Gli approfondimenti ordinati nel giugno del 2015 dal giudice Maria Pino, che aveva rigettato la richiesta di archiviazione concedendo altri sei mesi di tempo per nuove verifiche, sono stati eseguiti. E ora i termini dell’indagine preliminare sull’uccisione dell’agente Nino Agostino e di sua moglie Ida Castelluccio, assassinati il 5 agosto 1989, sono scaduti. Ma la Procura di Palermo ancora non si muove. E così il difensore di parte civile, l’avvocato Fabio Repici, ha inviato una memoria ai pm Vittorio Teresi, Nino Di Matteo, Francesco Del Bene e Roberto Tartaglia (gli stessi del pool Stato-mafia) sollecitandoli ad “assumere le determinazioni conclusive”. Cioè? “Esercitare l’azione penale nei confronti degli indagati, previa emissione dell’avviso di conclusione delle indagini”.

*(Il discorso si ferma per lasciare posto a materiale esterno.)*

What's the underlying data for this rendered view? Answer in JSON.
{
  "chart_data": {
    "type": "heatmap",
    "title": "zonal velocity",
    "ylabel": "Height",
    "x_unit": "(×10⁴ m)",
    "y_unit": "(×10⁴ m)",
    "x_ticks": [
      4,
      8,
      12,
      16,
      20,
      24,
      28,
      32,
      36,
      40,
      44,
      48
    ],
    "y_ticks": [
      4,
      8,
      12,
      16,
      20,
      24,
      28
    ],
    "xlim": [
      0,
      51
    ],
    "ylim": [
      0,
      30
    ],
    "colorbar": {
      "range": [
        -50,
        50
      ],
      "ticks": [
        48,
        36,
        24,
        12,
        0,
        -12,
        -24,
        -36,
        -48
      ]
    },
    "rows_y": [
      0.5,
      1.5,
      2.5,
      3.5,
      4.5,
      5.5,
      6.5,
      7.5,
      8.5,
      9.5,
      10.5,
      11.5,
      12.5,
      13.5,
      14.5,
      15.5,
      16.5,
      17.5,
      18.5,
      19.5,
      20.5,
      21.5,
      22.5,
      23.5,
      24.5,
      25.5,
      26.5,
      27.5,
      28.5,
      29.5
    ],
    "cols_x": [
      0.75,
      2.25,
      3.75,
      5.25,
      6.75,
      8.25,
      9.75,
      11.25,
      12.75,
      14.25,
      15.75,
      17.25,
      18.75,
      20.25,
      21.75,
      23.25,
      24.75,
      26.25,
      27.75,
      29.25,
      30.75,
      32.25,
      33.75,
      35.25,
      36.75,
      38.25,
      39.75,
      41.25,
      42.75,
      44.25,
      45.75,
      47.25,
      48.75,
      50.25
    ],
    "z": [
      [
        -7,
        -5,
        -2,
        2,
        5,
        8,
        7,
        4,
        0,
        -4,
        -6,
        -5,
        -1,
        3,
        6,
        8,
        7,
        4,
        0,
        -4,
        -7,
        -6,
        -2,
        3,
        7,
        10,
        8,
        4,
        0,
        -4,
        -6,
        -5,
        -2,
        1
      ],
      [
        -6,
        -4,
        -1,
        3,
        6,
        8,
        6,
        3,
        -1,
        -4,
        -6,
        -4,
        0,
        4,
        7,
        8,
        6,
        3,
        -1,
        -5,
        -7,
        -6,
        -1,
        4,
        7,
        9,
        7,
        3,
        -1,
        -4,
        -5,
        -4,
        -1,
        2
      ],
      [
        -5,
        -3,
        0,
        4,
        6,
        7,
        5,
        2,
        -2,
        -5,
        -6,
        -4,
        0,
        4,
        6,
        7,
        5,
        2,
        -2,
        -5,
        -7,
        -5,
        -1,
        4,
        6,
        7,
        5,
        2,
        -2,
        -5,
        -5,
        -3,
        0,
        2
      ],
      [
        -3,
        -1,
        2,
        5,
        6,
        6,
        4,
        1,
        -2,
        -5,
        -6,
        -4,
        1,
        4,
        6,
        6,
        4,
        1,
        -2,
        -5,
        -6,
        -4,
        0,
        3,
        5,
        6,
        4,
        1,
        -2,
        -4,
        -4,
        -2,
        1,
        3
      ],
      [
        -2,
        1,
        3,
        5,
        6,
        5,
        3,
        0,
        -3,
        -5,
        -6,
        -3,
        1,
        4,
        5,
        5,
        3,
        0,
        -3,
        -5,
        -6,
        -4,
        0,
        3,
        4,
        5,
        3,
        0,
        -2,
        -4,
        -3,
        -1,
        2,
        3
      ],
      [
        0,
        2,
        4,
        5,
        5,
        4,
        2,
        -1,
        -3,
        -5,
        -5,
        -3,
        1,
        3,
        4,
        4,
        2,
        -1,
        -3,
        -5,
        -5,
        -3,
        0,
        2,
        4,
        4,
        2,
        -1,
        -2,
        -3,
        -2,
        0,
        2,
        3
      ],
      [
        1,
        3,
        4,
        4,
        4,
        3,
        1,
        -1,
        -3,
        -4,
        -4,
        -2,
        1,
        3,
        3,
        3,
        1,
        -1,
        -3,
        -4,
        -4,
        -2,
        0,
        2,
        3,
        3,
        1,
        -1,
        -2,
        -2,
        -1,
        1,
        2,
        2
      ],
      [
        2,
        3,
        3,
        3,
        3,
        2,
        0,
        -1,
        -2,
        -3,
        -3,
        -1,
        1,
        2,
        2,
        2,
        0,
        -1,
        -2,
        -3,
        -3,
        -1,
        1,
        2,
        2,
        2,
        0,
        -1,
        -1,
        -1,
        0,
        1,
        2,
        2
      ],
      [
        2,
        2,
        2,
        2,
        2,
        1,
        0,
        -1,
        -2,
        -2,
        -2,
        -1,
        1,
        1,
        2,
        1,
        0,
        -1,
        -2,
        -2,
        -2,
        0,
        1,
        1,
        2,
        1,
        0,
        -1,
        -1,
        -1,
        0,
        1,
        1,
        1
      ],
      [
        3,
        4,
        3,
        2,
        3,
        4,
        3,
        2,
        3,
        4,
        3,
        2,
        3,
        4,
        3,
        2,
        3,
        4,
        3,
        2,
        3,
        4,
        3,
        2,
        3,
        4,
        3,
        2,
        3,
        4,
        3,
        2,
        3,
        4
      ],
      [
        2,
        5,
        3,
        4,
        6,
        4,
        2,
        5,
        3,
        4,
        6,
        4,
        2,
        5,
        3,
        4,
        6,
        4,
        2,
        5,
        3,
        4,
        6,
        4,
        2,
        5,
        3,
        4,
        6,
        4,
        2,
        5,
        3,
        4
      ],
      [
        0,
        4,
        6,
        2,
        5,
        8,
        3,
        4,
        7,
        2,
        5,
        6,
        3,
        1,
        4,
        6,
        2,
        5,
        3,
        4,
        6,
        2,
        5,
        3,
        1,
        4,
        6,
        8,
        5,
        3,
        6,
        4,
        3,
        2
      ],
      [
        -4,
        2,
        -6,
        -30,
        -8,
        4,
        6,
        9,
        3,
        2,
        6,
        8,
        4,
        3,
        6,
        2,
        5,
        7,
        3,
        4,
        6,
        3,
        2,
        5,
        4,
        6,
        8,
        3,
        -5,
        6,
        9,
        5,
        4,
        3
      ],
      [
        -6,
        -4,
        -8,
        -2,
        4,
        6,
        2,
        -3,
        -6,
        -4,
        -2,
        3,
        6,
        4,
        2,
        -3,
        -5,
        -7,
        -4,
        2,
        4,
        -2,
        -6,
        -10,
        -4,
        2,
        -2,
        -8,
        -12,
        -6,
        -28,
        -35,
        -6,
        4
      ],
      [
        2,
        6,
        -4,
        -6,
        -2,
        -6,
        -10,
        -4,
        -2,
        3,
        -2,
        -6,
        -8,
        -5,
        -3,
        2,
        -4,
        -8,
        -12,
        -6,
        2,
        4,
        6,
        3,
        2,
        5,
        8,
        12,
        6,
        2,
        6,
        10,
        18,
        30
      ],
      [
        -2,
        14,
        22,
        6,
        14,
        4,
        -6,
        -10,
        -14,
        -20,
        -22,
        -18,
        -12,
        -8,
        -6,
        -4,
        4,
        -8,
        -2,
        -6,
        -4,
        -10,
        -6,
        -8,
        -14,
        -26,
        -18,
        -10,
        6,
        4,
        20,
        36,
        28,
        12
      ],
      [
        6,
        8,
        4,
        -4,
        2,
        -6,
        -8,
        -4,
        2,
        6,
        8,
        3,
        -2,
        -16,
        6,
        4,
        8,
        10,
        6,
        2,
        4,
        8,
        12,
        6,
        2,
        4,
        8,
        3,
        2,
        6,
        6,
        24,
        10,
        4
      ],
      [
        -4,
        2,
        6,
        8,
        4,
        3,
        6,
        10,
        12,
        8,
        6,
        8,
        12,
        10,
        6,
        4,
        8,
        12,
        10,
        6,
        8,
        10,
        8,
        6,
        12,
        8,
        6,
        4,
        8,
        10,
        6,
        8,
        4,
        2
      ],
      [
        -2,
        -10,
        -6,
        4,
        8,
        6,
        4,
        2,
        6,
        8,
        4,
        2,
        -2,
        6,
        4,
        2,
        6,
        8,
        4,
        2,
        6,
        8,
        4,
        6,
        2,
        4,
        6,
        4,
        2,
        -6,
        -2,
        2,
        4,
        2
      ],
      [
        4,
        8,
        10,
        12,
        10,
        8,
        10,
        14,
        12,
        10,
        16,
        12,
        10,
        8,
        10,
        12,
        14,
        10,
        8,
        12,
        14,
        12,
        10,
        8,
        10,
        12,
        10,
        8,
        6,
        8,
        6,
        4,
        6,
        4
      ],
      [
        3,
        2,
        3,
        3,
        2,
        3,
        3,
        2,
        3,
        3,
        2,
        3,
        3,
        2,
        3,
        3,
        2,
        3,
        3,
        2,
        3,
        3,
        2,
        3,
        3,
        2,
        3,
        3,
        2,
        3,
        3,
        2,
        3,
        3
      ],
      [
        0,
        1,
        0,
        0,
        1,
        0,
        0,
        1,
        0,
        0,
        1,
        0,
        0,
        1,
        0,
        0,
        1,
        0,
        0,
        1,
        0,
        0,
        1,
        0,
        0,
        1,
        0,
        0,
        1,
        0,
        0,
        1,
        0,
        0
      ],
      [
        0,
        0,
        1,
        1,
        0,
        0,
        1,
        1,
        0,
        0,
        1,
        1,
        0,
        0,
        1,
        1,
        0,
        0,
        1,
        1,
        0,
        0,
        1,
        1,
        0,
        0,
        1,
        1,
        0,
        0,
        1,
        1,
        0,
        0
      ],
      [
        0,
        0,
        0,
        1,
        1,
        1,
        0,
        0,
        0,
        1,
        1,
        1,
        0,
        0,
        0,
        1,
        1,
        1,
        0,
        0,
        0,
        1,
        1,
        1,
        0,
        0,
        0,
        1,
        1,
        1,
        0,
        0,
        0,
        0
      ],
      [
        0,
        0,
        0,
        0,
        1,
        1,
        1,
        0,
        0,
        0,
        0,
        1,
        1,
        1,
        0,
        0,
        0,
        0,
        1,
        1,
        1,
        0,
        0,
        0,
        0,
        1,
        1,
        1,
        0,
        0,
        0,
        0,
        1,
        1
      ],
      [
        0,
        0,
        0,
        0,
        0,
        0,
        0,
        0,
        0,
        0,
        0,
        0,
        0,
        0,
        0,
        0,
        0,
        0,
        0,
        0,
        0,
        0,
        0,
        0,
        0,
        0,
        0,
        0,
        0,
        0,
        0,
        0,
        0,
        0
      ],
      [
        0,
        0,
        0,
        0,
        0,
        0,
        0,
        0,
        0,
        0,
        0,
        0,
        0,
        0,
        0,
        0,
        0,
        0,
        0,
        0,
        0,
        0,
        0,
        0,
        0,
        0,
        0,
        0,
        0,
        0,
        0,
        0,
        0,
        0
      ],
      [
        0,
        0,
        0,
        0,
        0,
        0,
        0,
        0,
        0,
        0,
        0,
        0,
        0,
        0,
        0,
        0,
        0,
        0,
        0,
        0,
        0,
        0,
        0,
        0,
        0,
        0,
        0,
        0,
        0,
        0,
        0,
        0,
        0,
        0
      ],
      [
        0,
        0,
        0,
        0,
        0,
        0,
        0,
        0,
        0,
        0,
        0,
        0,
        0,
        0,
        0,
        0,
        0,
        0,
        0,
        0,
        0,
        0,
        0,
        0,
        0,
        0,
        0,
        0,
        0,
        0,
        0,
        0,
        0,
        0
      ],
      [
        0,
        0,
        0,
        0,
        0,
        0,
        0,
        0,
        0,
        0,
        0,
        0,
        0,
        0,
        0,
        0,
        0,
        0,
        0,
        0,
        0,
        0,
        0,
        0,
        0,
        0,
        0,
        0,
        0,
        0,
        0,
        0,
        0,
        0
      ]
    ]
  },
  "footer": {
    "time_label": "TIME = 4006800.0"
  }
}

A 27 anni dal duplice delitto di Villagrazia di Carini, nel mirino delle indagini c’è l’ex poliziotto Giovanni Aiello, detto “Faccia di Mostro” e ci sono i mafiosi Gaetano Scotto e Salvino Madonia, boss di Resuttana. Proprio sul loro ruolo si sono concentrati i nuovi accertamenti espletati dai pm nell’ultimo anno: il pentito Vito Galatolo ha riscontrato il collaboratore Vito Lo Forte “sui rapporti tra Scotto ed esponenti della polizia di Stato e dei servizi di sicurezza”. Poi a febbraio scorso, in un confronto all’americana nell’aula bunker dell’Ucciardone, Vincenzo Agostino ha riconosciuto Aiello come l’uomo che venne in motocicletta a cercare suo figlio pochi giorni prima dell’omicidio. “È lui!”, ha urlato l’anziano padre, prima di perdere i sensi per un malore. E ora? Tutte le sollecitazioni investigative pronunciate dal gip, scrive Repici nella sua memoria, “hanno trovato conferma piena: non resta che procedere con la richiesta di un processo”.

È la prima volta che un legale di parte civile si spinge a una pressione così esplicita sulla conclusione di un’inchiesta dai risvolti istituzionali. Ma per il dossier Agostino, che oggi punta a chiarire il ruolo cruciale di “Faccia di Mostro”, indicato dai pentiti come il killer dei servizi, non è la prima sollecitazione esterna che arriva a stimolare l’attività dei pm. Già nel 2015 il procuratore generale di Palermo Roberto Scarpinato, rilevando l’inerzia della Procura, avocò l’indagine “al fine di compiere tutte le investigazioni utili” su un caso che potrebbe essere collegato all’attentato all’Addaura, dove due mesi prima qualcuno aveva piazzato 20 chili di tritolo a pochi metri dalla villa di Falcone.

Chi? “Menti raffinatissime”, disse il giudice antimafia, che per la prima volta parlò di “collegamento tra Cosa Nostra e centri occulti di potere”. Un’iniziativa, quella di Scarpinato, che secondo Repici già in quella fase “preludeva all’esercizio dell’azione penale”. Ma poi il procuratore di Palermo Francesco Lo Voi mise in dubbio la legittimità del decreto di avocazione, giudicandolo “tardivo” e la Cassazione gli diede ragione, restituendo il fascicolo ai pm.

Oggi la storia sembra ripetersi. Nella memoria di parte civile, firmata anche da Agostino padre, si legge che “sono incontrovertibili le acquisizioni sulla sinergia tra Madonia, Scotto, Aiello, e un blocco criminale, individuato tra Polizia e servizi segreti”. Due anni fa l’anziano Agostino ha denunciato: “Nel 1990 l’ex capo della Mobile Arnaldo La Barbera mi convocò per mostrarmi le fotografie dei possibili assassini di mio figlio. Puntava il dito su un biondino mai visto prima. Solo dopo la strage Borsellino, riconobbi che si trattava di Scarantino”. Ormai, sottolinea Repici, una conclusione positiva per l’ipotesi d’accusa è stata raggiunta “sulla contiguità tra La Barbera e il clan di Resuttana, così come sui tentativi di depistaggio della sua squadra a Palermo. Il processo si deve fare – conclude l’avvocato – anche per ripagare le persone offese dalle oltraggiose azioni di depistaggio, correlate alla necessità che possenti apparati criminali mantenessero l’impunità”.